Cada um falando em sua língua pátria e com Liverod conduzindo a entrevista num português carregado de sotaque, Ghiggia e Zagallo têm lembranças muito particulares do que aconteceu naquele 16 de julho.

Perguntado pelo entrevistador, Ghiggia foi sucinto e levemente irônico: "O que passou naquele dia? Ganhamos". Na época, porém, nem os uruguaios acreditavam no feito. A vitória por 2 a 1, entretanto, surpreendeu os argentinos e chocou os brasileiros.

Ghiggia lembrou que três dirigentes da federação uruguaia de futebol voltaram para Montevidéu na manhã de domingo, horas antes da final da Copa.  "Só ficaram o técnico, o preparador físico e os três massagistas". Mas, depois do gol, marcado quando faltavam 11 minutos para o fim do jogo, "a sensação foi de vitória, de conquista".

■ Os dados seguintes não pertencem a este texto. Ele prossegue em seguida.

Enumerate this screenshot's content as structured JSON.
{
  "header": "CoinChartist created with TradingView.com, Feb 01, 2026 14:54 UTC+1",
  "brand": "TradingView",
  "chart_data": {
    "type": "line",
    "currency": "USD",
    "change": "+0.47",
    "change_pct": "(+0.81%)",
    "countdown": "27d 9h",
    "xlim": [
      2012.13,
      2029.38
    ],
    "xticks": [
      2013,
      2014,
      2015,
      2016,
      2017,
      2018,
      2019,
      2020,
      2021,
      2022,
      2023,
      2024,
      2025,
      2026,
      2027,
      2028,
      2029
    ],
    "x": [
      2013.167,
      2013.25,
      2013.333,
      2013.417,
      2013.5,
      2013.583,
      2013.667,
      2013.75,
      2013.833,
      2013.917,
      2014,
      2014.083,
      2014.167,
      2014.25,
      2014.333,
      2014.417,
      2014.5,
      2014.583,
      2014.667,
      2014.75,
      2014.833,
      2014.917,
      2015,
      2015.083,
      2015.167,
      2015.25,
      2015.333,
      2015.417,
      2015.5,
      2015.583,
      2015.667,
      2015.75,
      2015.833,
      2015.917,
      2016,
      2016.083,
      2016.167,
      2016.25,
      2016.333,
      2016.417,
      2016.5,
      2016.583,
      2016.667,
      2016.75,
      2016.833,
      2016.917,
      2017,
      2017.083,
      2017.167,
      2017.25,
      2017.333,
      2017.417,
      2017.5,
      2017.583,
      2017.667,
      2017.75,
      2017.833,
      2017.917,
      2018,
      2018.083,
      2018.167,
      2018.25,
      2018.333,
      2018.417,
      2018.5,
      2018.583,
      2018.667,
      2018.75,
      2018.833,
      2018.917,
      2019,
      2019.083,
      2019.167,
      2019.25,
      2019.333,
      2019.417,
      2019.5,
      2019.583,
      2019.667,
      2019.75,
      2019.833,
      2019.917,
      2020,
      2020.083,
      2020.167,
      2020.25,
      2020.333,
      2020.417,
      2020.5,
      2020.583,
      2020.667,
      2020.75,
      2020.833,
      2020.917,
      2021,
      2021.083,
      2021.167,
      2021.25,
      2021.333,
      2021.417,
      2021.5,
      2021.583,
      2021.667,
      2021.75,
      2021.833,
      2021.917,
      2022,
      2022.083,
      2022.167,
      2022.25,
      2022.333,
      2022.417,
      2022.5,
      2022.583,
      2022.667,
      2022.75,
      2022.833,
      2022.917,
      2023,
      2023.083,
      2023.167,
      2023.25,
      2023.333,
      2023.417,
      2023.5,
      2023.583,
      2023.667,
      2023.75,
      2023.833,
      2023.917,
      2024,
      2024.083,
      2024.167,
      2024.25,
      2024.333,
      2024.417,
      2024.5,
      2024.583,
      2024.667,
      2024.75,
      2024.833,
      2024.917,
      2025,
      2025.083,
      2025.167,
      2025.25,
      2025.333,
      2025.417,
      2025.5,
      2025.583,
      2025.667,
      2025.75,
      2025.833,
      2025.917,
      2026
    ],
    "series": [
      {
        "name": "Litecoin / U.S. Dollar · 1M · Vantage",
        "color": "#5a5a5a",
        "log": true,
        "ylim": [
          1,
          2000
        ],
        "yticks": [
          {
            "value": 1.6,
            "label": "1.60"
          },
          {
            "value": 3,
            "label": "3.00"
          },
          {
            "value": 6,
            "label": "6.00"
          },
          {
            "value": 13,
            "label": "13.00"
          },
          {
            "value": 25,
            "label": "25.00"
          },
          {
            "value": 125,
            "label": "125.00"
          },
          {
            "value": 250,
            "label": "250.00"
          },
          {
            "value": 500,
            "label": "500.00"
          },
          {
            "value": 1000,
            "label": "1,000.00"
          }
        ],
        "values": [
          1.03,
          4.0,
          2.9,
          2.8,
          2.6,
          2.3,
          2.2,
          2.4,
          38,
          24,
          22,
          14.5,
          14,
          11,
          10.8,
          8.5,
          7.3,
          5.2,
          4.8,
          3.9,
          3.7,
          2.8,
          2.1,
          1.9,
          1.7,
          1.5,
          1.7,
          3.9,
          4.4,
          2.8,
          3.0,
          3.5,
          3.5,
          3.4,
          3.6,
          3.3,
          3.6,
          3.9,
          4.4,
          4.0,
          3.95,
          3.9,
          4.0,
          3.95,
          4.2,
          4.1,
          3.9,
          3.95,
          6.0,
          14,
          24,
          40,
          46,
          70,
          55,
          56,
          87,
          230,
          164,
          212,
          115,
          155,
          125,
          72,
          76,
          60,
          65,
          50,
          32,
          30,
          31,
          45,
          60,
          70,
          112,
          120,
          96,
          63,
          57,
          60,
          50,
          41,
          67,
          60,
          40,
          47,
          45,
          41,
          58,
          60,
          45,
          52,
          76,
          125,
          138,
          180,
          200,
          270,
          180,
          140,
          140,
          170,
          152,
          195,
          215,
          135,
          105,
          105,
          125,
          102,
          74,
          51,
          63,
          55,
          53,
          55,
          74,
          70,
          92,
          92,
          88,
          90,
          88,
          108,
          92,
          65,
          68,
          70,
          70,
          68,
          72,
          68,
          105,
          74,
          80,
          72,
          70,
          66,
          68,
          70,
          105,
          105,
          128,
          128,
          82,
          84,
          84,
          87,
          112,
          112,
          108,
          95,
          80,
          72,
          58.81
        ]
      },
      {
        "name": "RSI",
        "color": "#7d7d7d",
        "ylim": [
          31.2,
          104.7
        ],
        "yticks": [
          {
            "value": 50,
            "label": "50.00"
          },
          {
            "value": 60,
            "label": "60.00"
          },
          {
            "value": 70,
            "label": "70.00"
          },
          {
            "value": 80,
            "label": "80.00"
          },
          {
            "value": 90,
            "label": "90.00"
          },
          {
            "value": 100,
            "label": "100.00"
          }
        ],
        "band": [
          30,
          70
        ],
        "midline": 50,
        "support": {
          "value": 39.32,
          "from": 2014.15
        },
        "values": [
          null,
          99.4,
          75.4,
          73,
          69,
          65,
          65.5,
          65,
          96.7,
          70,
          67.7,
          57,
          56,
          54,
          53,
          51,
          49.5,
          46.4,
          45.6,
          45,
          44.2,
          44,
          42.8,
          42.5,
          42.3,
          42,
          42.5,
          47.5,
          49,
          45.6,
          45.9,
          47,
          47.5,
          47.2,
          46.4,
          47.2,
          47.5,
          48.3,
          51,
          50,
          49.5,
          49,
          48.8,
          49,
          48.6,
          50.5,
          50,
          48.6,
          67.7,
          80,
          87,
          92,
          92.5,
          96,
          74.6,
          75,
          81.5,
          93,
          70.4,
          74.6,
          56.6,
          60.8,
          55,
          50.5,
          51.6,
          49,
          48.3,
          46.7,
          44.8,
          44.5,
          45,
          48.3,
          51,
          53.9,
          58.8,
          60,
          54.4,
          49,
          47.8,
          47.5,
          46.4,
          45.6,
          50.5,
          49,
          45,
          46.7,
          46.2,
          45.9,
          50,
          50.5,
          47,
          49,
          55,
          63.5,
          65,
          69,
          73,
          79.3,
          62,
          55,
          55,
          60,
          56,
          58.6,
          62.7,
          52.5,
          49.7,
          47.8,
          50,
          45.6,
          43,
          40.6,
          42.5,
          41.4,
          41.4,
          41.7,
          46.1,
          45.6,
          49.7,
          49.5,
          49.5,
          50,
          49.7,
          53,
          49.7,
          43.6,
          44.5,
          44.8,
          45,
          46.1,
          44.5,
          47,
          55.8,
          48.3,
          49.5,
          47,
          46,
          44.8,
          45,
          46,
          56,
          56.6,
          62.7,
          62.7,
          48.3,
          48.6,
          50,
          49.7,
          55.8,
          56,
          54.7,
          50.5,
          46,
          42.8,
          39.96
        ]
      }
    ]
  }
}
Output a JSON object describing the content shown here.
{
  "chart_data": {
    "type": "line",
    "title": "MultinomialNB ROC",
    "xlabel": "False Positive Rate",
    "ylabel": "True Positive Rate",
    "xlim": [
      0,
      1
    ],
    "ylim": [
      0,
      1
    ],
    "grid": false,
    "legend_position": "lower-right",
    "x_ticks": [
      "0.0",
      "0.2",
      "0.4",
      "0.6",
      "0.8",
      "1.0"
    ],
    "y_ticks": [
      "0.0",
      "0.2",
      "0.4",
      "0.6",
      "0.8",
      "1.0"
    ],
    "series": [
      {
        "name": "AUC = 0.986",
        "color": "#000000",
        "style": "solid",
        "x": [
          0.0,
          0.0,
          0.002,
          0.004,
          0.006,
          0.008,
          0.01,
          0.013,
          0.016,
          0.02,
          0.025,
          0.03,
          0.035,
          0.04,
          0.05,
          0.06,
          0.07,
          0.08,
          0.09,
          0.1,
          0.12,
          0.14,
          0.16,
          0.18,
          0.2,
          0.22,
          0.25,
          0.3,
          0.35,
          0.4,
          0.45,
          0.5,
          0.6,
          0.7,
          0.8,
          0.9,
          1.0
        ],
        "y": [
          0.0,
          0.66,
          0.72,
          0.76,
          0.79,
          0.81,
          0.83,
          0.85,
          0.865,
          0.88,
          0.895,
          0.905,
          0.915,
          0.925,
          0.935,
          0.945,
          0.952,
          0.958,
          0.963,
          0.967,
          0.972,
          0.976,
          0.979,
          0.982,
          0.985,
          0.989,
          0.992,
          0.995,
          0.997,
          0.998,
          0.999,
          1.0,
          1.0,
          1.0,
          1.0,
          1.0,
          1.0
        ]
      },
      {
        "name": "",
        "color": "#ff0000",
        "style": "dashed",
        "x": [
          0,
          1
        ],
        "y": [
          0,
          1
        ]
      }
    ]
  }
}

O então camisa 7 da Celeste não fazia ideia que Zagallo estava assistindo ao jogo no Maracanã enquanto passava pelo zagueiro Bigode para fuzilar a meta brasileira. "Todo mundo culpa o Barbosa, mas ele não teve culpa nenhuma", avalia o brasileiro. "A culpa foi minha", assume o uruguaio.

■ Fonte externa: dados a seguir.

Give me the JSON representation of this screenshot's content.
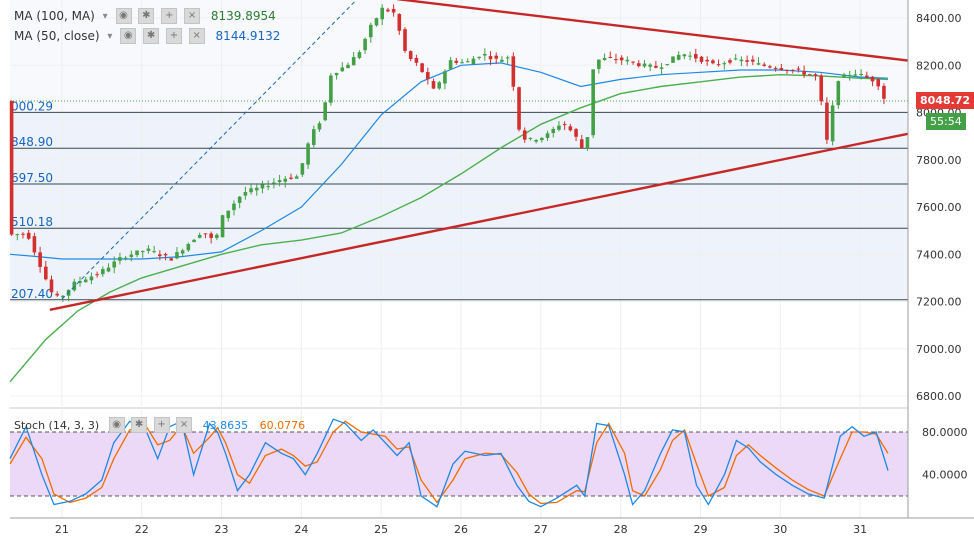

Descrito por Zagallo como "o maior velório que já aconteceu no Maracanã", o tamanho da derrota do Brasil foi sentido por eles imediatamente ao final do jogo. "Quando cheguei à tribuna para recebermos o troféu e as medalhas e vi toda aquele gente chorando, fiquei triste", admite Ghiggia. "Os lencinhos brancos que a torcida acenou para receber a seleção na saída do vestiário para o jogo serviu para enxugar as lágrimas depois da derrota", recorda-se Zagallo. "Mas eu não chorei, mantive a postura de um soldado", completou o Velho Lobo.

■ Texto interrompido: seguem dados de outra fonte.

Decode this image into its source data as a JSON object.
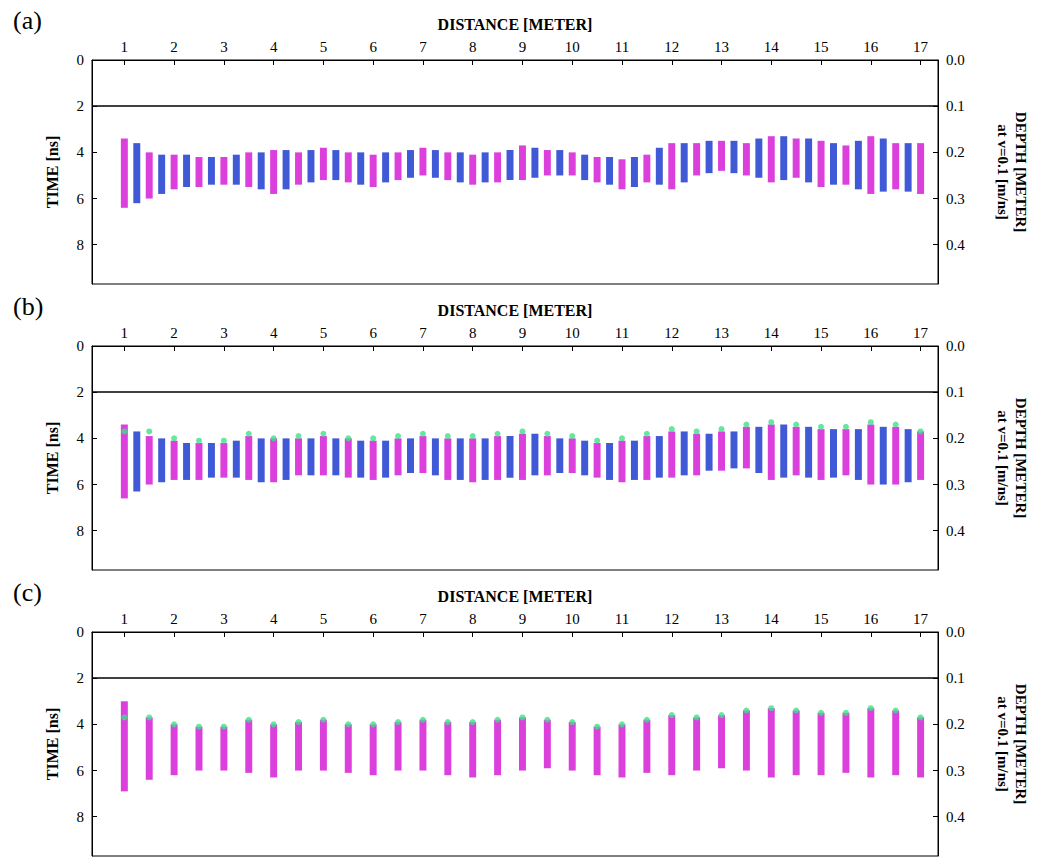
{
  "chart_data": [
    {
      "type": "radargram",
      "title": "(a)",
      "x_label": "DISTANCE [METER]",
      "y_label": "TIME [ns]",
      "y2_label": "DEPTH [METER] at v=0.1 [m/ns]",
      "xlim": [
        0.35,
        17.35
      ],
      "xticks": [
        1,
        2,
        3,
        4,
        5,
        6,
        7,
        8,
        9,
        10,
        11,
        12,
        13,
        14,
        15,
        16,
        17
      ],
      "ylim": [
        0,
        9.7
      ],
      "yticks": [
        0,
        2,
        4,
        6,
        8
      ],
      "y2lim": [
        0,
        0.485
      ],
      "y2ticks": [
        {
          "value": 0,
          "label": "0.0"
        },
        0.1,
        0.2,
        0.3,
        0.4
      ],
      "hline": 2,
      "series": [
        {
          "type": "band",
          "color": "#d61ed6",
          "x": [
            1,
            1.5,
            2,
            2.5,
            3,
            3.5,
            4,
            4.5,
            5,
            5.5,
            6,
            6.5,
            7,
            7.5,
            8,
            8.5,
            9,
            9.5,
            10,
            10.5,
            11,
            11.5,
            12,
            12.5,
            13,
            13.5,
            14,
            14.5,
            15,
            15.5,
            16,
            16.5,
            17
          ],
          "low": [
            3.4,
            4.0,
            4.1,
            4.2,
            4.2,
            4.0,
            3.9,
            4.0,
            3.8,
            4.0,
            4.1,
            4.0,
            3.8,
            4.0,
            4.1,
            4.0,
            3.7,
            3.9,
            4.0,
            4.2,
            4.3,
            4.1,
            3.6,
            3.6,
            3.5,
            3.6,
            3.3,
            3.4,
            3.5,
            3.7,
            3.3,
            3.6,
            3.6
          ],
          "high": [
            6.4,
            6.0,
            5.6,
            5.5,
            5.4,
            5.5,
            5.8,
            5.4,
            5.2,
            5.3,
            5.5,
            5.2,
            5.0,
            5.2,
            5.4,
            5.3,
            5.2,
            5.0,
            5.0,
            5.3,
            5.6,
            5.3,
            5.6,
            5.0,
            4.8,
            5.0,
            5.3,
            5.1,
            5.5,
            5.4,
            5.8,
            5.6,
            5.8
          ]
        },
        {
          "type": "band",
          "color": "#1e3ccf",
          "x": [
            1.25,
            1.75,
            2.25,
            2.75,
            3.25,
            3.75,
            4.25,
            4.75,
            5.25,
            5.75,
            6.25,
            6.75,
            7.25,
            7.75,
            8.25,
            8.75,
            9.25,
            9.75,
            10.25,
            10.75,
            11.25,
            11.75,
            12.25,
            12.75,
            13.25,
            13.75,
            14.25,
            14.75,
            15.25,
            15.75,
            16.25,
            16.75
          ],
          "low": [
            3.6,
            4.1,
            4.1,
            4.2,
            4.1,
            4.0,
            3.9,
            3.9,
            3.9,
            4.0,
            4.0,
            3.9,
            3.9,
            4.0,
            4.0,
            3.9,
            3.8,
            3.9,
            4.1,
            4.2,
            4.2,
            3.8,
            3.6,
            3.5,
            3.5,
            3.4,
            3.3,
            3.4,
            3.6,
            3.5,
            3.4,
            3.6
          ],
          "high": [
            6.2,
            5.8,
            5.5,
            5.4,
            5.4,
            5.6,
            5.6,
            5.3,
            5.2,
            5.4,
            5.3,
            5.1,
            5.1,
            5.3,
            5.3,
            5.2,
            5.1,
            5.0,
            5.2,
            5.4,
            5.5,
            5.4,
            5.3,
            4.9,
            4.9,
            5.1,
            5.2,
            5.3,
            5.4,
            5.6,
            5.7,
            5.7
          ]
        }
      ]
    },
    {
      "type": "radargram",
      "title": "(b)",
      "x_label": "DISTANCE [METER]",
      "y_label": "TIME [ns]",
      "y2_label": "DEPTH [METER] at v=0.1 [m/ns]",
      "xlim": [
        0.35,
        17.35
      ],
      "xticks": [
        1,
        2,
        3,
        4,
        5,
        6,
        7,
        8,
        9,
        10,
        11,
        12,
        13,
        14,
        15,
        16,
        17
      ],
      "ylim": [
        0,
        9.7
      ],
      "yticks": [
        0,
        2,
        4,
        6,
        8
      ],
      "y2lim": [
        0,
        0.485
      ],
      "y2ticks": [
        {
          "value": 0,
          "label": "0.0"
        },
        0.1,
        0.2,
        0.3,
        0.4
      ],
      "hline": 2,
      "series": [
        {
          "type": "band",
          "color": "#d61ed6",
          "x": [
            1,
            1.5,
            2,
            2.5,
            3,
            3.5,
            4,
            4.5,
            5,
            5.5,
            6,
            6.5,
            7,
            7.5,
            8,
            8.5,
            9,
            9.5,
            10,
            10.5,
            11,
            11.5,
            12,
            12.5,
            13,
            13.5,
            14,
            14.5,
            15,
            15.5,
            16,
            16.5,
            17
          ],
          "low": [
            3.4,
            3.9,
            4.1,
            4.2,
            4.2,
            3.9,
            4.0,
            4.0,
            3.9,
            4.0,
            4.1,
            4.0,
            3.9,
            4.0,
            4.0,
            3.9,
            3.8,
            3.9,
            4.0,
            4.2,
            4.1,
            3.9,
            3.7,
            3.8,
            3.7,
            3.5,
            3.4,
            3.5,
            3.6,
            3.6,
            3.4,
            3.5,
            3.7
          ],
          "high": [
            6.6,
            6.0,
            5.8,
            5.8,
            5.7,
            5.8,
            5.9,
            5.6,
            5.6,
            5.7,
            5.8,
            5.6,
            5.5,
            5.8,
            5.9,
            5.8,
            5.8,
            5.6,
            5.5,
            5.7,
            5.9,
            5.8,
            5.7,
            5.6,
            5.4,
            5.3,
            5.8,
            5.6,
            5.8,
            5.6,
            6.0,
            6.0,
            5.8
          ]
        },
        {
          "type": "band",
          "color": "#1e3ccf",
          "x": [
            1.25,
            1.75,
            2.25,
            2.75,
            3.25,
            3.75,
            4.25,
            4.75,
            5.25,
            5.75,
            6.25,
            6.75,
            7.25,
            7.75,
            8.25,
            8.75,
            9.25,
            9.75,
            10.25,
            10.75,
            11.25,
            11.75,
            12.25,
            12.75,
            13.25,
            13.75,
            14.25,
            14.75,
            15.25,
            15.75,
            16.25,
            16.75
          ],
          "low": [
            3.7,
            4.0,
            4.2,
            4.2,
            4.1,
            4.0,
            4.0,
            4.0,
            4.0,
            4.1,
            4.1,
            4.0,
            4.0,
            4.0,
            4.0,
            3.9,
            3.8,
            4.0,
            4.1,
            4.2,
            4.1,
            3.9,
            3.7,
            3.8,
            3.7,
            3.5,
            3.4,
            3.5,
            3.6,
            3.6,
            3.5,
            3.6
          ],
          "high": [
            6.3,
            5.9,
            5.8,
            5.7,
            5.7,
            5.9,
            5.8,
            5.6,
            5.6,
            5.7,
            5.7,
            5.5,
            5.6,
            5.8,
            5.8,
            5.7,
            5.6,
            5.5,
            5.6,
            5.8,
            5.8,
            5.7,
            5.6,
            5.4,
            5.3,
            5.5,
            5.7,
            5.7,
            5.7,
            5.8,
            6.0,
            5.9
          ]
        },
        {
          "type": "scatter",
          "color": "#3ee08a",
          "marker": "circle",
          "x": [
            1,
            1.5,
            2,
            2.5,
            3,
            3.5,
            4,
            4.5,
            5,
            5.5,
            6,
            6.5,
            7,
            7.5,
            8,
            8.5,
            9,
            9.5,
            10,
            10.5,
            11,
            11.5,
            12,
            12.5,
            13,
            13.5,
            14,
            14.5,
            15,
            15.5,
            16,
            16.5,
            17
          ],
          "values": [
            3.7,
            3.7,
            4.0,
            4.1,
            4.1,
            3.8,
            4.0,
            3.9,
            3.8,
            4.0,
            4.0,
            3.9,
            3.8,
            3.9,
            3.9,
            3.8,
            3.7,
            3.8,
            3.9,
            4.1,
            4.0,
            3.8,
            3.6,
            3.7,
            3.6,
            3.4,
            3.3,
            3.4,
            3.5,
            3.5,
            3.3,
            3.4,
            3.7
          ]
        }
      ]
    },
    {
      "type": "radargram",
      "title": "(c)",
      "x_label": "DISTANCE [METER]",
      "y_label": "TIME [ns]",
      "y2_label": "DEPTH [METER] at v=0.1 [m/ns]",
      "xlim": [
        0.35,
        17.35
      ],
      "xticks": [
        1,
        2,
        3,
        4,
        5,
        6,
        7,
        8,
        9,
        10,
        11,
        12,
        13,
        14,
        15,
        16,
        17
      ],
      "ylim": [
        0,
        9.7
      ],
      "yticks": [
        0,
        2,
        4,
        6,
        8
      ],
      "y2lim": [
        0,
        0.485
      ],
      "y2ticks": [
        {
          "value": 0,
          "label": "0.0"
        },
        0.1,
        0.2,
        0.3,
        0.4
      ],
      "hline": 2,
      "series": [
        {
          "type": "band",
          "color": "#d61ed6",
          "x": [
            1,
            1.5,
            2,
            2.5,
            3,
            3.5,
            4,
            4.5,
            5,
            5.5,
            6,
            6.5,
            7,
            7.5,
            8,
            8.5,
            9,
            9.5,
            10,
            10.5,
            11,
            11.5,
            12,
            12.5,
            13,
            13.5,
            14,
            14.5,
            15,
            15.5,
            16,
            16.5,
            17
          ],
          "low": [
            3.0,
            3.7,
            4.0,
            4.1,
            4.1,
            3.8,
            4.0,
            3.9,
            3.8,
            4.0,
            4.0,
            3.9,
            3.8,
            3.9,
            3.9,
            3.8,
            3.7,
            3.8,
            3.9,
            4.1,
            4.0,
            3.8,
            3.6,
            3.7,
            3.6,
            3.4,
            3.3,
            3.4,
            3.5,
            3.5,
            3.3,
            3.4,
            3.7
          ],
          "high": [
            6.9,
            6.4,
            6.2,
            6.0,
            6.0,
            6.1,
            6.3,
            6.0,
            6.0,
            6.1,
            6.2,
            6.0,
            6.0,
            6.2,
            6.3,
            6.2,
            6.0,
            5.9,
            6.0,
            6.2,
            6.3,
            6.1,
            6.2,
            6.0,
            5.9,
            6.0,
            6.3,
            6.2,
            6.2,
            6.1,
            6.3,
            6.2,
            6.3
          ]
        },
        {
          "type": "scatter",
          "color": "#3ee08a",
          "marker": "circle",
          "x": [
            1,
            1.5,
            2,
            2.5,
            3,
            3.5,
            4,
            4.5,
            5,
            5.5,
            6,
            6.5,
            7,
            7.5,
            8,
            8.5,
            9,
            9.5,
            10,
            10.5,
            11,
            11.5,
            12,
            12.5,
            13,
            13.5,
            14,
            14.5,
            15,
            15.5,
            16,
            16.5,
            17
          ],
          "values": [
            3.7,
            3.7,
            4.0,
            4.1,
            4.1,
            3.8,
            4.0,
            3.9,
            3.8,
            4.0,
            4.0,
            3.9,
            3.8,
            3.9,
            3.9,
            3.8,
            3.7,
            3.8,
            3.9,
            4.1,
            4.0,
            3.8,
            3.6,
            3.7,
            3.6,
            3.4,
            3.3,
            3.4,
            3.5,
            3.5,
            3.3,
            3.4,
            3.7
          ]
        }
      ]
    }
  ]
}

Vestindo "capacete e tudo", Zagallo dividia sua vida entre a Polícia do Exército e os treinos e jogos pelo juvenil do Flamengo. "Àquela altura, não fazia ideia que 8 anos depois eu estaria na Suécia ajudando o Brasil a ser o campeão que não conseguiu ser naquele dia que eu era soldado no Maracanã". O trauma de 1950, aliás, passaria pela cabeça do atacante brasileiro na final da Copa de 1958. "Quando a Suécia fez o primeiro gol, me veio o Maracanã na memória". O susto passou ao longo dos 90 minutos, com Zagallo marcando o último gol dos 5 a 2 para o Brasil.

Conversando sobre aquele dia histórico, os dois terminaram a gravação e saíram pelo gramado do Maracanã batendo papo, com Zagallo apontando o dedo para o local onde guardava posto como soldado e espectador da derrota. Foi a última partida de Copa na qual o Brasil vestia branco. No Mundial seguinte, na Alemanha, estreava a camisa que o ex-jogador e ex-técnico sempre exaltou, a "amarelinha".

E a "amarelinha", estará no gramado do Maracanã em 13 de julho, dia da final da segunda Copa no Brasil? "Nunca mais aconteceu de uma equipe que joga em casa perder a final da Copa. Espero que tenhamos aprendido a lição. Mas precisamos de sorte", diz Zagallo, esquecendo que o primeiro título do Brasil foi justamente em cima de um anfitrião, a Suécia. Já Ghiggia endossa a força milhares de vezes evocada pelo Velho Lobo para fazer seu prognóstico: "A sorte tem sempre que ajudar", filosofa o carrasco do Maracanazo.